The New York Times is clamming up about the specific date Bill and Hillary Clinton contributed $100,000 to the paper’s charity group in 2008, but denies the donation played a role in its coverage and endorsement of Clinton in the Democratic primaries that year.
The Washington Free Beacon reported on Sunday that the Clinton Family Foundation, a little-known philanthropic organization controlled by the Clintons, donated $100,000 to the New York Times Neediest Cases Fund in 2008. The charity is administered by the paper and run by top brass at the Times Company.

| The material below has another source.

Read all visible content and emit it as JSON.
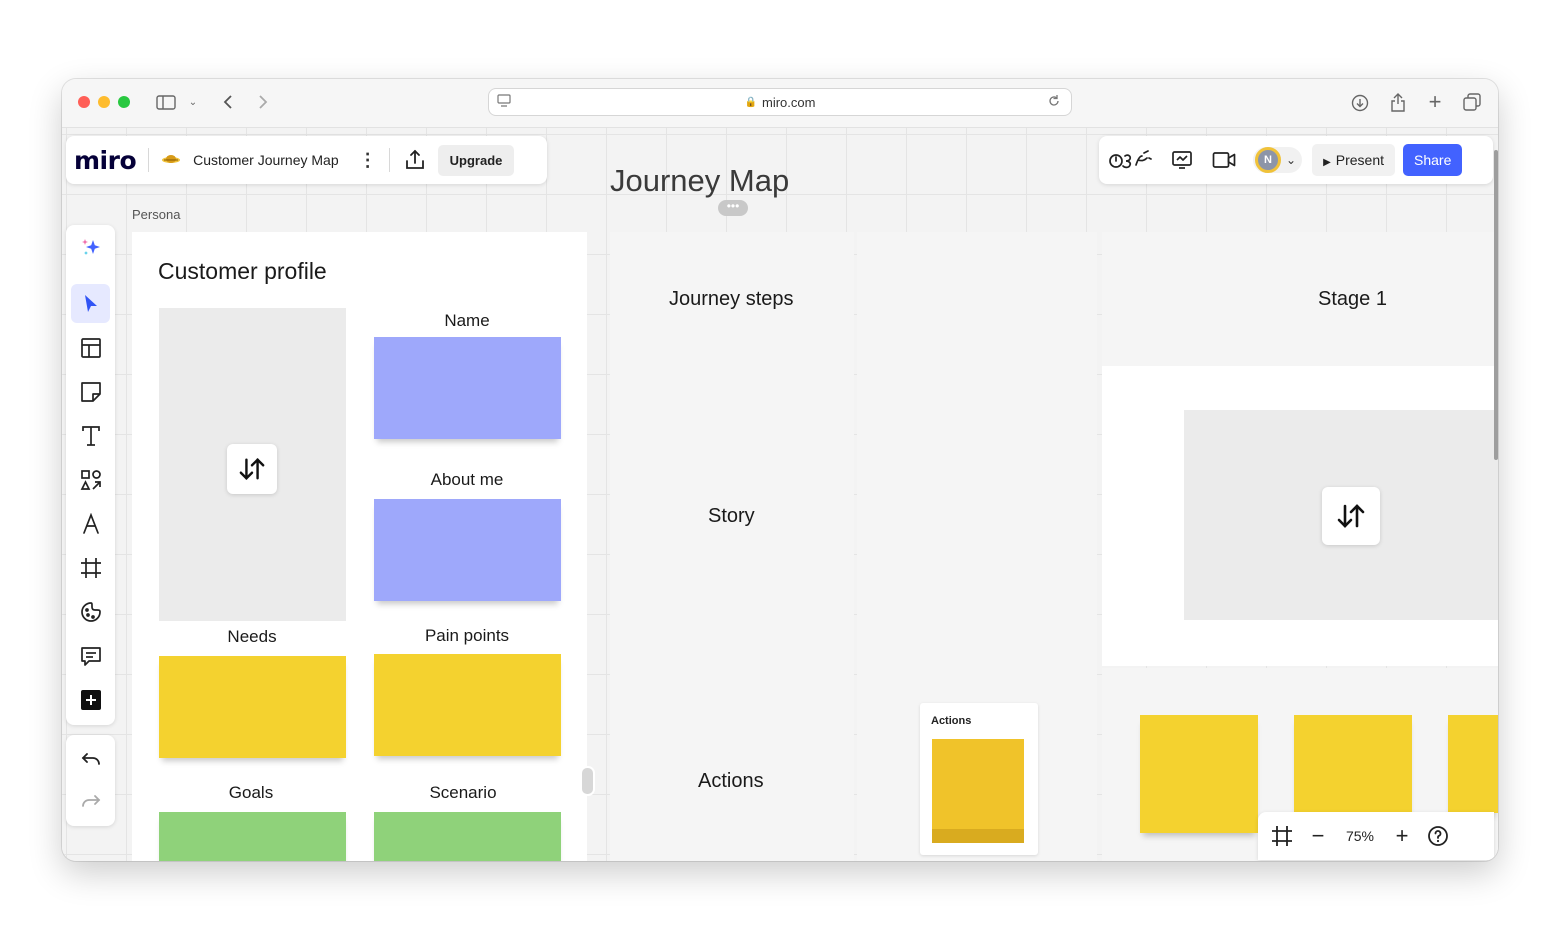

On Jan. 25, 2008, the Times endorsed Hillary Clinton over challengers Barack Obama and John Edwards. At the time there were reports that the editorial board had been leaning toward endorsing Obama but switched after then-publisher Arthur Sulzberger Jr. intervened in favor of Clinton.

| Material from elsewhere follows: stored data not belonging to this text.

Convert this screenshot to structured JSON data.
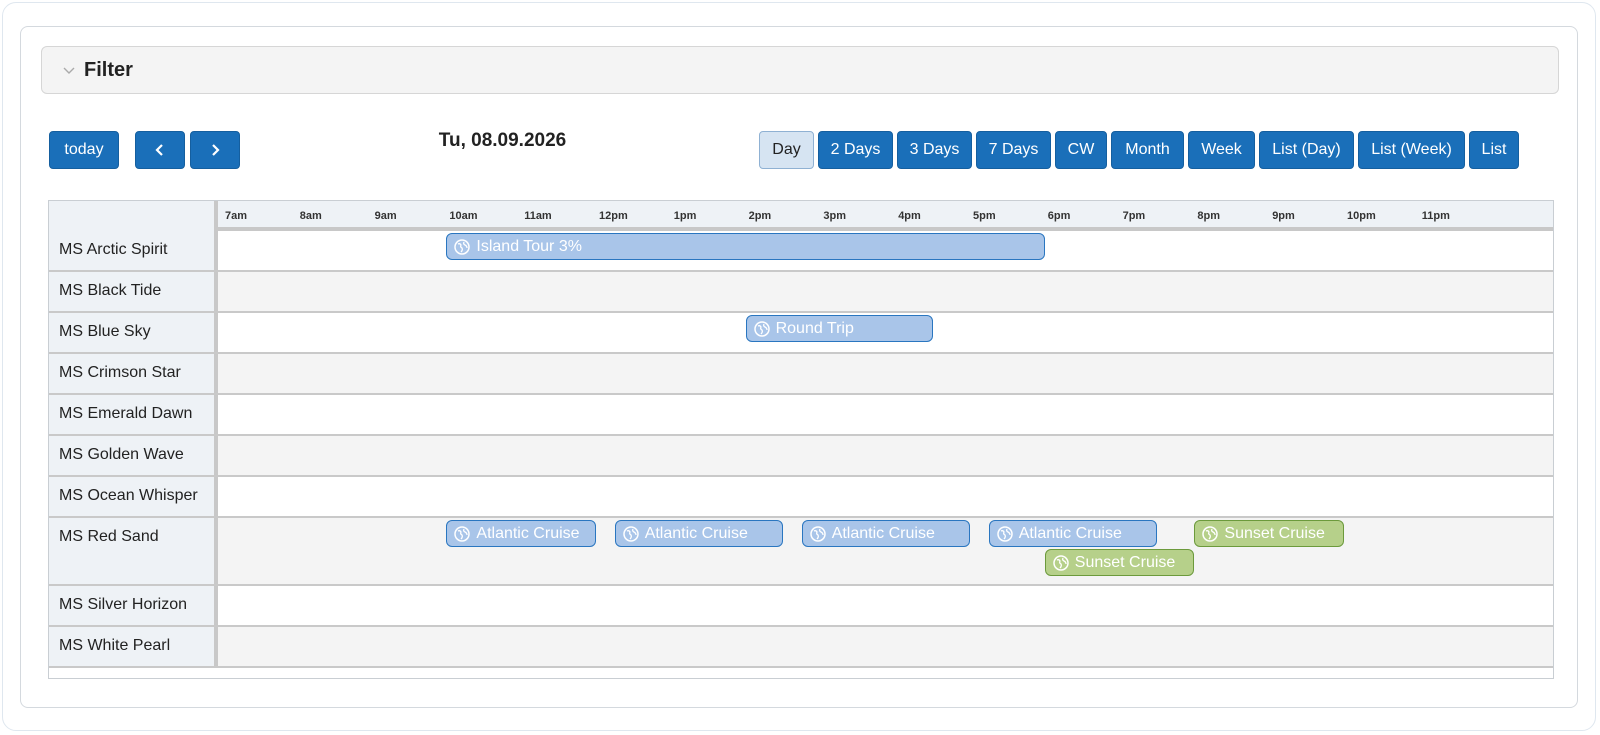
{
  "filter": {
    "label": "Filter"
  },
  "toolbar": {
    "today_label": "today",
    "date_title": "Tu, 08.09.2026",
    "views": [
      "Day",
      "2 Days",
      "3 Days",
      "7 Days",
      "CW",
      "Month",
      "Week",
      "List (Day)",
      "List (Week)",
      "List"
    ],
    "active_view": "Day"
  },
  "timeline": {
    "hours": [
      "7am",
      "8am",
      "9am",
      "10am",
      "11am",
      "12pm",
      "1pm",
      "2pm",
      "3pm",
      "4pm",
      "5pm",
      "6pm",
      "7pm",
      "8pm",
      "9pm",
      "10pm",
      "11pm"
    ]
  },
  "resources": [
    {
      "name": "MS Arctic Spirit"
    },
    {
      "name": "MS Black Tide"
    },
    {
      "name": "MS Blue Sky"
    },
    {
      "name": "MS Crimson Star"
    },
    {
      "name": "MS Emerald Dawn"
    },
    {
      "name": "MS Golden Wave"
    },
    {
      "name": "MS Ocean Whisper"
    },
    {
      "name": "MS Red Sand"
    },
    {
      "name": "MS Silver Horizon"
    },
    {
      "name": "MS White Pearl"
    }
  ],
  "events": [
    {
      "title": "Island Tour 3%",
      "resource": "MS Arctic Spirit",
      "start": "10:00",
      "end": "18:00",
      "color": "blue"
    },
    {
      "title": "Round Trip",
      "resource": "MS Blue Sky",
      "start": "14:00",
      "end": "16:30",
      "color": "blue"
    },
    {
      "title": "Atlantic Cruise",
      "resource": "MS Red Sand",
      "start": "10:00",
      "end": "12:00",
      "color": "blue"
    },
    {
      "title": "Atlantic Cruise",
      "resource": "MS Red Sand",
      "start": "12:15",
      "end": "14:30",
      "color": "blue"
    },
    {
      "title": "Atlantic Cruise",
      "resource": "MS Red Sand",
      "start": "14:45",
      "end": "17:00",
      "color": "blue"
    },
    {
      "title": "Atlantic Cruise",
      "resource": "MS Red Sand",
      "start": "17:15",
      "end": "19:30",
      "color": "blue"
    },
    {
      "title": "Sunset Cruise",
      "resource": "MS Red Sand",
      "start": "20:00",
      "end": "22:00",
      "color": "green"
    },
    {
      "title": "Sunset Cruise",
      "resource": "MS Red Sand",
      "start": "18:00",
      "end": "20:00",
      "color": "green"
    }
  ],
  "colors": {
    "primary_button": "#1a6fb9",
    "event_blue": "#a9c5e9",
    "event_green": "#b6d08a"
  },
  "icons": {
    "event_icon": "globe-icon",
    "prev": "chevron-left-icon",
    "next": "chevron-right-icon",
    "filter": "chevron-down-icon"
  }
}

Times spokesperson Eileen Murphy told the Free Beacon on Monday that the Clinton donation had no bearing on the editorial board’s decision.
“NO donation to The Neediest Cases Fund has ever had any impact on a Times endorsement,” said Murphy in an email. “Not this one. Not any other one over 100 years. We're not commenting further.”
Murphy declined to say what date the donation was made, and whether any other candidates have contributed to the charity. Clinton ended her presidential run on June 7, 2008.
A Clinton spokesperson did not respond to a request for comment about the date of the donation.
The New Republic and Vanity Fair reported in 2008 that the Times endorsement may have been influenced by pressure from Sulzberger, whose family controlled the paper at the time. Two of Sulzberger’s cousins—who were also on the Times Company board of directors—chaired the New York Times Neediest Cases Fund in 2008, along with other top executives at the media company.
“The Times editorial board was, apparently, planning to endorse Barack Obama in the New York primary; the Clinton campaign, getting wind of this, called upon one of its major financial supporters [Steven Rattner], the best friend and principal adviser of Arthur Sulzberger Jr.,” Michael Wolff wrote in Vanity Fair.
“Rattner is thought to have petitioned Sulzberger, and Sulzberger thereupon overruled his editorial board, which then backed Clinton.”
Times editorial page editor Andrew Rosenthal denied at the time that Sulzberger tipped the scales in favor of Clinton, calling the Vanity Fair story “completely false.”
The Clinton Family Foundation is separate from the Bill, Hillary, and Chelsea Clinton Foundation. The organization is financed directly by the Clintons and they use it to contribute to personal charitable causes.
A review of the Clinton Family Foundation’s tax disclosures between 2006 and 2013 showed the Clintons have donated to dozens of groups, including the King Hussein Foundation, libraries that house Clinton-related document archives, and the Bill, Hillary, and Chelsea Clinton Foundation.
The CFF contributed $10,000 to the now-defunct Association for Community Organizations for Reform Now (ACORN) in 2007. ACORN, a government-subsidized group that conducted voter registration drives and advocated for increased funding for social programs, often came under fire from conservatives and watchdog groups. The organization lost its federal funding and shut down in 2010, after undercover videos by James O’Keefe appeared to show ACORN employees encouraging illegal activities.
Clinton spoke at the ACORN 2007 forum, along with other Democratic presidential candidates John Edwards and Dennis Kucinich. ACORN also launched a heavily funded registration effort in 2008, which was marred by allegations of voter fraud.